Up until a few weeks ago, prior to reading Ascent of the A-Word by Geoffrey Nunberg, I had been relapsing into my pugilistic 15-year-old phase, yelling at PolicyMic’s libertarians and conservatives and believing that my points would be more effective if I used insults. I had convinced myself that the people who disagreed with me, that the people who came to PolicyMic with hard heads and unwavering views, didn’t care much for changing their minds. Believing that people approached debates with their minds stubbornly made up, I stubbornly made up my own mind, flooded it with generalizations, and stopped debating entirely. Instead, I elected to be an asshole. And I’m pretty sure, during that short-lived, frustrated phase, I didn’t really change anyone’s mind.

In short, I abused my free speech — and it got me nowhere.

Granted, free speech technically does not (and, I guess, in a perfect world, should not) inhibit one’s right to offend someone. I don’t believe in censorship. But unfortunately we’ve yet to develop enough of a collective conscience — a common sense — to use free speech in the most constructive way.

Every idiot who blasphemed Islam loud enough, knowing full well how an overly-sensitive, hyper-religious, ultra-zealous populace would react to perceived blasphemies, ended up inciting riots; and in one case I’m aware of, one of them got himself killed (yes, he played just as much a role in his own death as his killer). I’m not saying they deserve to be blamed, or — Theo van Gogh’s case — that they had it coming. Please understand that. I’m disgusted with animal-like behavior, but I’m at least consciously not prepared to lower myself to that medieval level. However, people’s disgust with Muslim thugs (whom I’m willing to bet are a minority and therefore aren’t representative of the Islamic world — even if they probably would claim to be) need to begin seriously asking themselves, what did you expect? What else could have you expected?

A mentor of mine, a lawyer, had to remind me when I’d been angrily expressing my frustrations with the Muslims who’d been storming U.S. embassies and consulates of the principle of accountability, which was a wonderful slap in the face: The people who author these inherently insulting cartoons or produce these inherently insulting videos were so preoccupied with their right to say something that they ignored the question of whether or not they were prepared to hold themselves accountable for what they say.

There will no doubt be some libertarians who’d take issue with this article, and to them I ask: Do free speechers think about that when they open their mouths? Do they think about the violence they may incite? Did it not occur to Nakoula that perhaps he wasn’t going to be the one who’d suffer the consequence of his video?

It definitely didn’t occur to the four Americans who were blown up in a car in Libya thereafter.

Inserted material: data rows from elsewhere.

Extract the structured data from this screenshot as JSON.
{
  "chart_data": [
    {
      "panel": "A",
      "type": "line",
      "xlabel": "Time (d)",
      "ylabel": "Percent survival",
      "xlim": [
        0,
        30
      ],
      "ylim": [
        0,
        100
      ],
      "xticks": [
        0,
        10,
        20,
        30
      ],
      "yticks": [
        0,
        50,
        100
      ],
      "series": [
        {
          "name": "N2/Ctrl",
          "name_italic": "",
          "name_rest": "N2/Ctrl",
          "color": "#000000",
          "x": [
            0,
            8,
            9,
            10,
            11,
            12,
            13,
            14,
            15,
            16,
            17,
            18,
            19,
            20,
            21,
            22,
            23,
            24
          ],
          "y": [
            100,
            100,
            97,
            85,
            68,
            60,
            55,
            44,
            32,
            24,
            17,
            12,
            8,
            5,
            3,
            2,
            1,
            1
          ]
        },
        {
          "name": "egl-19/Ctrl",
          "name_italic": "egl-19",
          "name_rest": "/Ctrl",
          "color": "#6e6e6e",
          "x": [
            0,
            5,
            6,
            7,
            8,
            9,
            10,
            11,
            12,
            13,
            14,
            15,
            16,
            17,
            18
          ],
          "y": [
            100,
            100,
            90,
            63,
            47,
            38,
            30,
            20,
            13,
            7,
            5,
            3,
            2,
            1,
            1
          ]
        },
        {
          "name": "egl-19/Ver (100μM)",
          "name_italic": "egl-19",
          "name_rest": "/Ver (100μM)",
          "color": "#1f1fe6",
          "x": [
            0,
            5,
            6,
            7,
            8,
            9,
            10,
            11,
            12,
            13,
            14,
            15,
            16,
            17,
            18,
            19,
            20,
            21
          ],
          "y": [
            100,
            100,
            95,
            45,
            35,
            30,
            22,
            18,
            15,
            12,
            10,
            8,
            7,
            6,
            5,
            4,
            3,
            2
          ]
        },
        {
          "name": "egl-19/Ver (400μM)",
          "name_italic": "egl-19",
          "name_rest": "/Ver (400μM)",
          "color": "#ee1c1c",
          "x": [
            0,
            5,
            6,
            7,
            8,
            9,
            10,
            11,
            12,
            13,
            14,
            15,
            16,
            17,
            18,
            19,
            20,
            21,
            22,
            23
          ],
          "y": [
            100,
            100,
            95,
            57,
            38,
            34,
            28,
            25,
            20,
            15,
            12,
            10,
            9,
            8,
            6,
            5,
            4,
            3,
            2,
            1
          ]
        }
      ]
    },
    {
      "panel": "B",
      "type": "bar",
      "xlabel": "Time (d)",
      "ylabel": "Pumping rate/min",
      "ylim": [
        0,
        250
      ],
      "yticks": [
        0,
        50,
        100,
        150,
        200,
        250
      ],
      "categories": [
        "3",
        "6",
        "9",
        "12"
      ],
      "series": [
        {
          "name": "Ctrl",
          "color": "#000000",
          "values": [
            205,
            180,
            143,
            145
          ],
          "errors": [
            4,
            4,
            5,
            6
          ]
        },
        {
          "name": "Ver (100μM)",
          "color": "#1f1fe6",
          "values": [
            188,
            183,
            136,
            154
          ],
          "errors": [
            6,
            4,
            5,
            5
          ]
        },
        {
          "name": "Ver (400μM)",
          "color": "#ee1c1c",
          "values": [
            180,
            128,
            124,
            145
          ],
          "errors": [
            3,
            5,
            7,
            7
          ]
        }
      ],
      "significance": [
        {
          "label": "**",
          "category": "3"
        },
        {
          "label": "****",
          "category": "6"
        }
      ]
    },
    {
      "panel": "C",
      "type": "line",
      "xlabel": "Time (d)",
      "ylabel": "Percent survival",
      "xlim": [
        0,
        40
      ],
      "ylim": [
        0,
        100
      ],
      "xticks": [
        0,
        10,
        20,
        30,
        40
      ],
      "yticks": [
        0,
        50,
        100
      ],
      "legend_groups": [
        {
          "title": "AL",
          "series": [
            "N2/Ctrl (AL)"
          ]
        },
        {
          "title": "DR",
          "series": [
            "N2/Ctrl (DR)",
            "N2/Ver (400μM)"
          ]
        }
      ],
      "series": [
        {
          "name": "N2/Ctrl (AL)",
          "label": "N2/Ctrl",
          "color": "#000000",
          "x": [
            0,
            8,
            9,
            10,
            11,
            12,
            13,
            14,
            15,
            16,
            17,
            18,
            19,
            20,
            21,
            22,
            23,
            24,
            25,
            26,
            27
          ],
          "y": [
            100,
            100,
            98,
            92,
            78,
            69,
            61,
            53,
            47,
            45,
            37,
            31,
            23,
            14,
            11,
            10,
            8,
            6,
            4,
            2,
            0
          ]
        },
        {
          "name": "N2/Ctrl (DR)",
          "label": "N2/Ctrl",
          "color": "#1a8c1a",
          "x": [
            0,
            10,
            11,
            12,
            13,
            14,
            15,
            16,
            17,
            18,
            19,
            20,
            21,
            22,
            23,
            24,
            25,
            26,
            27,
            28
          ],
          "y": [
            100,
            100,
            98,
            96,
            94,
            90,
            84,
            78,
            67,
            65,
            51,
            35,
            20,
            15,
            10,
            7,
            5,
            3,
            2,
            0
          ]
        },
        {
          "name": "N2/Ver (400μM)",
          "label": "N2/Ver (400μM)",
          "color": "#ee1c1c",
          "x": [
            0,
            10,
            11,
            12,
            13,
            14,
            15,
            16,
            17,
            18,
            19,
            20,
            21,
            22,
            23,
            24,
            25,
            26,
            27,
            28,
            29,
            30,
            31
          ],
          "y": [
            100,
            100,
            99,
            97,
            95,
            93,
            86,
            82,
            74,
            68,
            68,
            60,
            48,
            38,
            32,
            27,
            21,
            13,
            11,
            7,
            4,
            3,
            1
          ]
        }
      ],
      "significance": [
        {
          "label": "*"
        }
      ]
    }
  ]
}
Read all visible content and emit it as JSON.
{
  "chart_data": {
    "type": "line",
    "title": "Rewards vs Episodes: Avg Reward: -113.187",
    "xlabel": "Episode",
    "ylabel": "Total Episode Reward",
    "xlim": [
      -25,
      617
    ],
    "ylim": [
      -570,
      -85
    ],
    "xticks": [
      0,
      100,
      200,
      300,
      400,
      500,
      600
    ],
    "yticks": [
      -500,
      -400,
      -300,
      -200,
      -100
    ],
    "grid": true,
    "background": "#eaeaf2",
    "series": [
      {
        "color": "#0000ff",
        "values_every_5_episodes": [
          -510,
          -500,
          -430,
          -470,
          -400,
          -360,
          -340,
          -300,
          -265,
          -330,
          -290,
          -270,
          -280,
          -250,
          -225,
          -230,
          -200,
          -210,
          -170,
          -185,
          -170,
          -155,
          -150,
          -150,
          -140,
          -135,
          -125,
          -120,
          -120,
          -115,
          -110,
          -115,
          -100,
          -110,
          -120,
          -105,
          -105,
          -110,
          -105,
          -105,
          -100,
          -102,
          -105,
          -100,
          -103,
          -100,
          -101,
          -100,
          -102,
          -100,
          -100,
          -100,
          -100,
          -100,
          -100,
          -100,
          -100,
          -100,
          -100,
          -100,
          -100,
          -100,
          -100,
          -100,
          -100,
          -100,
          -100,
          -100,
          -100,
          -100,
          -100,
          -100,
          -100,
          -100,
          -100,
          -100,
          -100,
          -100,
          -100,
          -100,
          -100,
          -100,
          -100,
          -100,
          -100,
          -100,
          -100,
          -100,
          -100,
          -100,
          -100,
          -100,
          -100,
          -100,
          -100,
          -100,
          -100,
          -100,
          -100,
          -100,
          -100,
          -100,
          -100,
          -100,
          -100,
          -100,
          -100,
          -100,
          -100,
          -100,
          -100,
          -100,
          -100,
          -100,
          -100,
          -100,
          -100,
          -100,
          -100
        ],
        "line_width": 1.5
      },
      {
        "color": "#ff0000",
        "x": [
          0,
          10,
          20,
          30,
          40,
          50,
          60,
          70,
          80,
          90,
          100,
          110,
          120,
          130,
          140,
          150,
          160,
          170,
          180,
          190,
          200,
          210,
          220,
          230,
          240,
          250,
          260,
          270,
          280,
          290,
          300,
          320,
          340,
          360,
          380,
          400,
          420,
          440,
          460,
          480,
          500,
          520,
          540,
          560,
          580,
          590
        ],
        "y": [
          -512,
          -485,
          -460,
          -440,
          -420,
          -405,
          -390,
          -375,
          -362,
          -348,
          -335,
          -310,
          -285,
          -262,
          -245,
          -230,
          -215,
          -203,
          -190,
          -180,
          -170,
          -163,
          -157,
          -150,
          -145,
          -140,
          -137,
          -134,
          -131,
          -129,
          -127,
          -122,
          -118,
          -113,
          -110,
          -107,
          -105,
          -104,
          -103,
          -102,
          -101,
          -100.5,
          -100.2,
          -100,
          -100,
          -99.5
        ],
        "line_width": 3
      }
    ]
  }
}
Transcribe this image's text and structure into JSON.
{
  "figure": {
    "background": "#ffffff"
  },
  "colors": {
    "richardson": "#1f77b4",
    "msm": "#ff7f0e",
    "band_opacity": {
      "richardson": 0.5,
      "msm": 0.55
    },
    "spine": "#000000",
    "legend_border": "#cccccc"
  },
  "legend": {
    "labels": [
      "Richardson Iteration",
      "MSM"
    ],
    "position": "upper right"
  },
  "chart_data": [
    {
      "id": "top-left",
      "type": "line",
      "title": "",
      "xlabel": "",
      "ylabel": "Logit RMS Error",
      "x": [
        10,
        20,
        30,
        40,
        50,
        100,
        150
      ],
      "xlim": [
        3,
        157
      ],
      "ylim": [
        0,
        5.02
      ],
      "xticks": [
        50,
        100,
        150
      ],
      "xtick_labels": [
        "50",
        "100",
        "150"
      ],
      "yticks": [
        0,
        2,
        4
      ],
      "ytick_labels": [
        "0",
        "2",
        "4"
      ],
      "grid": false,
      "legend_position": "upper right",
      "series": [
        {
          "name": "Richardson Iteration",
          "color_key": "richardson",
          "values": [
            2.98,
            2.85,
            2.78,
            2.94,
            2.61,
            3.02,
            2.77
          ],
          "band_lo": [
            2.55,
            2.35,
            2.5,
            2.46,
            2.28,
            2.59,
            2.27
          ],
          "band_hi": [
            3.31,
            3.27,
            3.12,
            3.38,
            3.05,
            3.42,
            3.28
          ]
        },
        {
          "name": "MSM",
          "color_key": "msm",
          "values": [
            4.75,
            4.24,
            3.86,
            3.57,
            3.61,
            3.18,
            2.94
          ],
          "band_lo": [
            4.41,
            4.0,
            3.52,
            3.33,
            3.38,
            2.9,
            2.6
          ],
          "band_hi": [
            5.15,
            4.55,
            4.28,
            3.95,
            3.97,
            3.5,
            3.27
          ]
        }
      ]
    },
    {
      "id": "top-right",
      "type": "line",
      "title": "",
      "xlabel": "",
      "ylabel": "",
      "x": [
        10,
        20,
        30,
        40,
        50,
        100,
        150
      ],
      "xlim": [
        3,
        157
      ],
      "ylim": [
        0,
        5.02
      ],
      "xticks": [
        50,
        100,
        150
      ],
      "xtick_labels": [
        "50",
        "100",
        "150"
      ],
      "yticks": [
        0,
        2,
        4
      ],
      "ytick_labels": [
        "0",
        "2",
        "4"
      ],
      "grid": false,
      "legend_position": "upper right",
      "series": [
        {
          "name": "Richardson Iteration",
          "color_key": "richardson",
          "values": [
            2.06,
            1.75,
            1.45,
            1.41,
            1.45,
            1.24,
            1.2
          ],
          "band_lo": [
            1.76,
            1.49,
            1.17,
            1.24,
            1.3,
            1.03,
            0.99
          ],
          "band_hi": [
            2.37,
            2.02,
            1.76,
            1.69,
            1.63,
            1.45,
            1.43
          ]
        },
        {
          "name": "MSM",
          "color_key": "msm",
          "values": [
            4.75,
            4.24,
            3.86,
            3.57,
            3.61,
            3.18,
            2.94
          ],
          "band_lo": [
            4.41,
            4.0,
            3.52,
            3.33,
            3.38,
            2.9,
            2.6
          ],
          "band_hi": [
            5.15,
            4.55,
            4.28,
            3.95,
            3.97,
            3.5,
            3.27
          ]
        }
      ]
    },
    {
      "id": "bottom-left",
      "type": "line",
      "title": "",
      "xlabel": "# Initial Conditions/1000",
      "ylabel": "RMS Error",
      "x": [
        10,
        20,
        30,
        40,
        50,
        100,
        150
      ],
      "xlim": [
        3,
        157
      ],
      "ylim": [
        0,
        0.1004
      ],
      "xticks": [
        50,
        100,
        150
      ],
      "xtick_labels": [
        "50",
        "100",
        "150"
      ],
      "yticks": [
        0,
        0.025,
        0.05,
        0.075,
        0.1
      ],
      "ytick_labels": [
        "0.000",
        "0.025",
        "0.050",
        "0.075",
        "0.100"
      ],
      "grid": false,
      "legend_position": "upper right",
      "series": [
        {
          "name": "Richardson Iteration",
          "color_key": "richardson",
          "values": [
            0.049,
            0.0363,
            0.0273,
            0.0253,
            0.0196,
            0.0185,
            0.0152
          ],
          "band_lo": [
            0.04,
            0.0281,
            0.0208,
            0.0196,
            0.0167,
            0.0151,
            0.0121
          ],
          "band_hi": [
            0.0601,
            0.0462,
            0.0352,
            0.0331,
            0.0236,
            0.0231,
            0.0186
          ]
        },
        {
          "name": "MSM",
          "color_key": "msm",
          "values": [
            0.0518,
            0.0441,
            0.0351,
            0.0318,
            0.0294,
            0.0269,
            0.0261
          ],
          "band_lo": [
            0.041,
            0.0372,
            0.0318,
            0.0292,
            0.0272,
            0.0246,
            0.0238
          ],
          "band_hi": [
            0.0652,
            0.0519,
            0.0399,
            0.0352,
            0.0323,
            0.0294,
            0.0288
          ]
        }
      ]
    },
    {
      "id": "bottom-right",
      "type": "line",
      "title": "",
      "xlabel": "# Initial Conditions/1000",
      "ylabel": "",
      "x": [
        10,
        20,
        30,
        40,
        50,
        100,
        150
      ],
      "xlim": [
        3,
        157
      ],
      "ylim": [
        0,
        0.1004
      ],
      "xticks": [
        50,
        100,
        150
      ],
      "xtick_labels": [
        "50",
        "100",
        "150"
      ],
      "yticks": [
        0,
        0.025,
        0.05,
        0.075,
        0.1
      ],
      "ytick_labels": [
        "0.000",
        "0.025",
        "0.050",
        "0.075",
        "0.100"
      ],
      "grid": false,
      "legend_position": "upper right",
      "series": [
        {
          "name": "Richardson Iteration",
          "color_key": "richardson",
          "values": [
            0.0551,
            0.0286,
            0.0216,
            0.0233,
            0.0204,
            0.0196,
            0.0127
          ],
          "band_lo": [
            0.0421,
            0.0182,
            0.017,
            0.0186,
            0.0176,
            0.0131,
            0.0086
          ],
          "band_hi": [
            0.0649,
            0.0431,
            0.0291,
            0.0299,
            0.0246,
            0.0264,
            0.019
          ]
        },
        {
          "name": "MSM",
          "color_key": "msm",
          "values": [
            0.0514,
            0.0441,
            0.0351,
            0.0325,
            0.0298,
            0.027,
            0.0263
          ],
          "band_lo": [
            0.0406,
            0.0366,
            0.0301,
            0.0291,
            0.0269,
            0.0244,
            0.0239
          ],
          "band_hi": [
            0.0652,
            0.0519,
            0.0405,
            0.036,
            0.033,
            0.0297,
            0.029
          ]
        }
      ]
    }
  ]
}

Instead of entertaining our masochistic fetish for angering people and inciting riots; instead of dwelling on why these people can’t relax and have civil, adult conversations about religion; and instead of shooting away at Muslims in the holy name of free speech first (and aiming later), why don’t we avoid being assholes — like me — and actually think about constructive, innocuous, and more nuanced strategies for educating the ignorant? Why can’t we be adults ourselves and explore ways to bring people to the table and encourage dialogue? The First Amendment doesn’t say anything about, at all costs, celebrating it on some specified Sabbath, or glorifying the men who conceived it, or pardoning people to be morons and beckoning them to abuse it. I’d like to believe that, as the dominant species of this planet, we’re better than that.

Yes, we have the constitution, and we should all be grateful for that. But we also have brains (most of us anyway). Maybe that’s why we run to the Constitution so much; perhaps we’re becoming more and more afraid of thinking.